Deutsche Behörden müssen auf dem Verwaltungs- bzw. Gerichtsweg formelle Anträge stellen, die dann von besonders zugelassenen Dolmetschern in die türkische Sprache übersetzt werden müssen. Das Ganze wird dann auf einem genau festgelegten Weg in die Türkei befördert und dort dann an die zuständigen Stellen weitergeleitet. Es muß geprüft werden, ob die Anträge zulässig sind, ob die Informationen vorhanden sind, die man benötigt, und ob keine türkischen Interessen der Weitergabe an die deutschen Behörden entgegen stehen.

Wer die deutschen Verwaltungswege kennt, kann sich sicher ungefähr vorstellen, wie die türkischen aussehen. Die Länge dieser beiden Wege werden aber nicht einfach addiert, sondern miteinander multipliziert.

Das führt dann dazu, daß Informationen, die auf dem Rechtshilfeweg von einem Land in das andere befördert werden sollen, in einigen Fällen entbehrlich werden, weil entweder das eine oder das andere Land in der Zwischenzeit untergegangen ist.

Aber es gibt eben auch Abkürzungen, die für eilige Fälle installiert wurden. Die Bundesbehörden stellen dafür sogenannte Verbindungsbeamte ab, der auf der anderen Seite ebensolche gegenüber stehen.
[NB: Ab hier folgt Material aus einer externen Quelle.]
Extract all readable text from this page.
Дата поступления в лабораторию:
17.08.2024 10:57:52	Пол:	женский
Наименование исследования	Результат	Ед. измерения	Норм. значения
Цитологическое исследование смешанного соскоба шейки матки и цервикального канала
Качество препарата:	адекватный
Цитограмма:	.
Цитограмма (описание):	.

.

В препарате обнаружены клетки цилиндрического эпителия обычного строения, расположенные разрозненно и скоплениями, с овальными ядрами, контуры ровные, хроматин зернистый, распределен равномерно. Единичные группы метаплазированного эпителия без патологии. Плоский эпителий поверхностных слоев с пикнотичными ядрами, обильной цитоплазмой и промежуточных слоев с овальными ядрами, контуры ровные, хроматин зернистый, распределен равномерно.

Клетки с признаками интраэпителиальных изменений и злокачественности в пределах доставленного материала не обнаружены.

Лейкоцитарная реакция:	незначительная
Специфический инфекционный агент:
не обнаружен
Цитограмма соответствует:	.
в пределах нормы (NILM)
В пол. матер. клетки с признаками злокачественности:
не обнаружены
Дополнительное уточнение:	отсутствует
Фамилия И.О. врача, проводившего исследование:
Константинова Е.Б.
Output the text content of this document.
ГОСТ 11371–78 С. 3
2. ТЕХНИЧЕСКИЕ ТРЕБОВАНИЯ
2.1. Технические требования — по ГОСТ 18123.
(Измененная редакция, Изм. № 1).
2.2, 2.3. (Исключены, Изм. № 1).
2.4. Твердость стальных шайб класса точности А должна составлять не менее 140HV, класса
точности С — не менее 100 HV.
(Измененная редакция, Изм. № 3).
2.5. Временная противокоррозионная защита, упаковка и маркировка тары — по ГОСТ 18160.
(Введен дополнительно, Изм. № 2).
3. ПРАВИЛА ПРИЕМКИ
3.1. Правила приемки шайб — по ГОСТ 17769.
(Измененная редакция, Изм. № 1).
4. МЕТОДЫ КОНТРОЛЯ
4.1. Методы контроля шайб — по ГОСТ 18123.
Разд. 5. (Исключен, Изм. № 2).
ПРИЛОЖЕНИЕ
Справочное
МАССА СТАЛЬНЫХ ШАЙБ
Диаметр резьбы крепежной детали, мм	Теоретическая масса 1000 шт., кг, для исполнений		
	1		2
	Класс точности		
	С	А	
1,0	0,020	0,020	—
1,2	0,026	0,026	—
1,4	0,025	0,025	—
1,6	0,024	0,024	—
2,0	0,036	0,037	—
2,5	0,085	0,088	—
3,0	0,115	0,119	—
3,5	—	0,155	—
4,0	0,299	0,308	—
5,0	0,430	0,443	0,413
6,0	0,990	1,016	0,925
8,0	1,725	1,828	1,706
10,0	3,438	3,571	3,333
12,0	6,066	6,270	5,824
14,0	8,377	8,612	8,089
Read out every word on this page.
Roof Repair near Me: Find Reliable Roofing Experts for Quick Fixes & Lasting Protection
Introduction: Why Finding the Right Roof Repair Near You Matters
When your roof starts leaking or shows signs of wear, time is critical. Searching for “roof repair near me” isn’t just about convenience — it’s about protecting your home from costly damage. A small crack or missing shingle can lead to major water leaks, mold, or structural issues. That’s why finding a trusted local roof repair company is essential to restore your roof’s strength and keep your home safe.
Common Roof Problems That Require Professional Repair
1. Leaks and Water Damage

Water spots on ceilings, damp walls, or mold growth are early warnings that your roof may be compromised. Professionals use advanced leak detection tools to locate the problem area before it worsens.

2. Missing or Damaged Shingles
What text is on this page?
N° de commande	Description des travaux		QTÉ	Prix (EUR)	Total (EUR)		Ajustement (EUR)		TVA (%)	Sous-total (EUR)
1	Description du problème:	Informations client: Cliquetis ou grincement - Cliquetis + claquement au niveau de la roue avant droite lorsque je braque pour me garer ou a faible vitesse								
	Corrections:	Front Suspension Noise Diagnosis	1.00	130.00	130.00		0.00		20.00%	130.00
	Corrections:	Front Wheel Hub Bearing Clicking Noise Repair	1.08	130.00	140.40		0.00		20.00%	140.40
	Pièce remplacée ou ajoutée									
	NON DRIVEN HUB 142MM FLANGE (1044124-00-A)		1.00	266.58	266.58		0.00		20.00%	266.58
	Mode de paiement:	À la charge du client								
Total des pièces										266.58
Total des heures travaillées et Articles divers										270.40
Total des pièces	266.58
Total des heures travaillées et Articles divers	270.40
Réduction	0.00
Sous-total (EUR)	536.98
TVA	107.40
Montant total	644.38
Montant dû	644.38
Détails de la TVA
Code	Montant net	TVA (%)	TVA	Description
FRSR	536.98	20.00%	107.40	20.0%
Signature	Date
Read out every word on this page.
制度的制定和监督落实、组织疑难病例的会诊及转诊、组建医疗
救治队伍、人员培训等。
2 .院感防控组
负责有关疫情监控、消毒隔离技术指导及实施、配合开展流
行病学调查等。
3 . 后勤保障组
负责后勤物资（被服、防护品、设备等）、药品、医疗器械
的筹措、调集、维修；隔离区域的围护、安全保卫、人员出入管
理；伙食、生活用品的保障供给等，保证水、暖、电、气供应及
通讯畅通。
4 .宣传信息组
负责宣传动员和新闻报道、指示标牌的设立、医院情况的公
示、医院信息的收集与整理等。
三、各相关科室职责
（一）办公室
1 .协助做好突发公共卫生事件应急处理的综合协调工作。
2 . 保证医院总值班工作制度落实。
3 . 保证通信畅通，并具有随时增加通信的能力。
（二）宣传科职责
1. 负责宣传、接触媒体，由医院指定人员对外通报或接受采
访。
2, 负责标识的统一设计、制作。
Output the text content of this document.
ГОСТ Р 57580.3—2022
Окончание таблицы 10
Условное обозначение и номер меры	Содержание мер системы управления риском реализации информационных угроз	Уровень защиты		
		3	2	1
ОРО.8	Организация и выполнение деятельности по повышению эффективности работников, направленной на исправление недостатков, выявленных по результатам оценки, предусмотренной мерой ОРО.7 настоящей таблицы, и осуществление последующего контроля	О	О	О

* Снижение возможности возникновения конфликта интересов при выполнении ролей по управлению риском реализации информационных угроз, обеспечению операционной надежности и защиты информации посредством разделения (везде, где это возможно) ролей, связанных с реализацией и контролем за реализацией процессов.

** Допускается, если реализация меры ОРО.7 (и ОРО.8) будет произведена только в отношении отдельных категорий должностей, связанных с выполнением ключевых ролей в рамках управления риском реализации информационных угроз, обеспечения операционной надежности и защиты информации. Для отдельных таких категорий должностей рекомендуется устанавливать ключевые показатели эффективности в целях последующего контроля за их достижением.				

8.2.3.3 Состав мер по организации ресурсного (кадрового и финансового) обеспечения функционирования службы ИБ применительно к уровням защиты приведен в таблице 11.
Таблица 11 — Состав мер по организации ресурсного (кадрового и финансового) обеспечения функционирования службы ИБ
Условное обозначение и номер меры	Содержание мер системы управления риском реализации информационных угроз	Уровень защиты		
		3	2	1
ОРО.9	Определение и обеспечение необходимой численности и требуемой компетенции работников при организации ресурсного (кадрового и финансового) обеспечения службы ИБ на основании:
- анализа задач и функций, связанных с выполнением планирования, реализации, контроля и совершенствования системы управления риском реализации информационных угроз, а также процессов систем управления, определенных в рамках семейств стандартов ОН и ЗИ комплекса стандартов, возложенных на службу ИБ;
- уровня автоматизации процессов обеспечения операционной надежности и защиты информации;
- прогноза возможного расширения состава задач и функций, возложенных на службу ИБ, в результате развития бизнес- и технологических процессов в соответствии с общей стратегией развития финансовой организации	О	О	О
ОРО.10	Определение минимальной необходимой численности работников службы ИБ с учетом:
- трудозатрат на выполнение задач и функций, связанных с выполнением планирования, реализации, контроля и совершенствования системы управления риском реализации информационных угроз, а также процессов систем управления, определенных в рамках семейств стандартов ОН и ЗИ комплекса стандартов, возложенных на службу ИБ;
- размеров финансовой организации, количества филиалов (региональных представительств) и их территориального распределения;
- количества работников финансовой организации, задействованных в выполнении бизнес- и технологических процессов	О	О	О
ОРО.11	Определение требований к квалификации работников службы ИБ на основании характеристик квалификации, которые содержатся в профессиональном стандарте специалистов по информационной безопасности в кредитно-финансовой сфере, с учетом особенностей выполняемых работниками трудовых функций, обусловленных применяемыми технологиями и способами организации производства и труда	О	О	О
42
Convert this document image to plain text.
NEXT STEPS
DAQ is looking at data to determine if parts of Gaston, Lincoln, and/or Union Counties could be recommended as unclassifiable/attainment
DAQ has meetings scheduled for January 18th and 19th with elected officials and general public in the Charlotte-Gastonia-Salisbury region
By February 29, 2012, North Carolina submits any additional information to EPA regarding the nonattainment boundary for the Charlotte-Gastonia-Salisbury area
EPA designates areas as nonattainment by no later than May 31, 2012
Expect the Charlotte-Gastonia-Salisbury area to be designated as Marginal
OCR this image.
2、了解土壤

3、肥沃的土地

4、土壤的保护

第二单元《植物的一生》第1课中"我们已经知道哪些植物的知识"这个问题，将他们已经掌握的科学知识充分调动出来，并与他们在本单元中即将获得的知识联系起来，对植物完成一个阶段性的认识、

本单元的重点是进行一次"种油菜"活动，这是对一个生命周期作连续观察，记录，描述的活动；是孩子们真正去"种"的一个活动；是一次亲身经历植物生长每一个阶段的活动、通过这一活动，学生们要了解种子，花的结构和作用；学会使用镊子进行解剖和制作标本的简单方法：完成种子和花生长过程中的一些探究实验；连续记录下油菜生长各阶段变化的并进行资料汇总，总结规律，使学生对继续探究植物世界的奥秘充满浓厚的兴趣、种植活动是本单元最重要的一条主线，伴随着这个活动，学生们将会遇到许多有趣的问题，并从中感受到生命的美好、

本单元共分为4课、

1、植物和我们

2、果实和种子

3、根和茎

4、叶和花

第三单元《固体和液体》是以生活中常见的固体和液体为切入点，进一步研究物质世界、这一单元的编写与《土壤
Hat also die deutsche Behörde eine Frage, tritt der deutsche Verbindungsbeamte an seinen türkischen Kollegen heran, der ihm diese Frage kurzer Hand beantwortet.

In dem oben beschriebenen Fall war es ein achtseitiges Fax, das die begehrten Reisedaten enthielt. Allerdings in türkischer Sprache. Das Fax wurde dann mal eben von einem deutschen Beamten mit türkischem Migrationshintergrund übersetzt, gelocht und in die deutsche Ermittlungsakte geheftet, um fortan als Beweismittel zu dienen.

Wenn man sich dann, nach vielen Hauptverhandlungstagen irgendwann einmal das türkische Fax anschaut, findet man bei genauem Aktenstudium ganz unten, unterhalb der Unterschriften und abschließenden Stempel diesen freundlichen Hinweis:

Was soviel heißt wie etwa: Nur für den polizei-internen Dienstgebrauch.

Die Konsequenz ist recht einfach:

Bedingungen, die der ersuchte Staat an die Rechtshilfe geknüpft hat, sind zu beachten.

regelt § 72 IRG. Und damit waren die am Rechtshilfeweg vorbei geschmuggelten Reisedaten kein zulässiges Beweismittel mehr.

Es ist kein schlechter Gedanke, auch dicke Akten stets mit offenen Augen zu lesen.

Dieser Beitrag wurde unter Strafrecht, Verteidigung veröffentlicht.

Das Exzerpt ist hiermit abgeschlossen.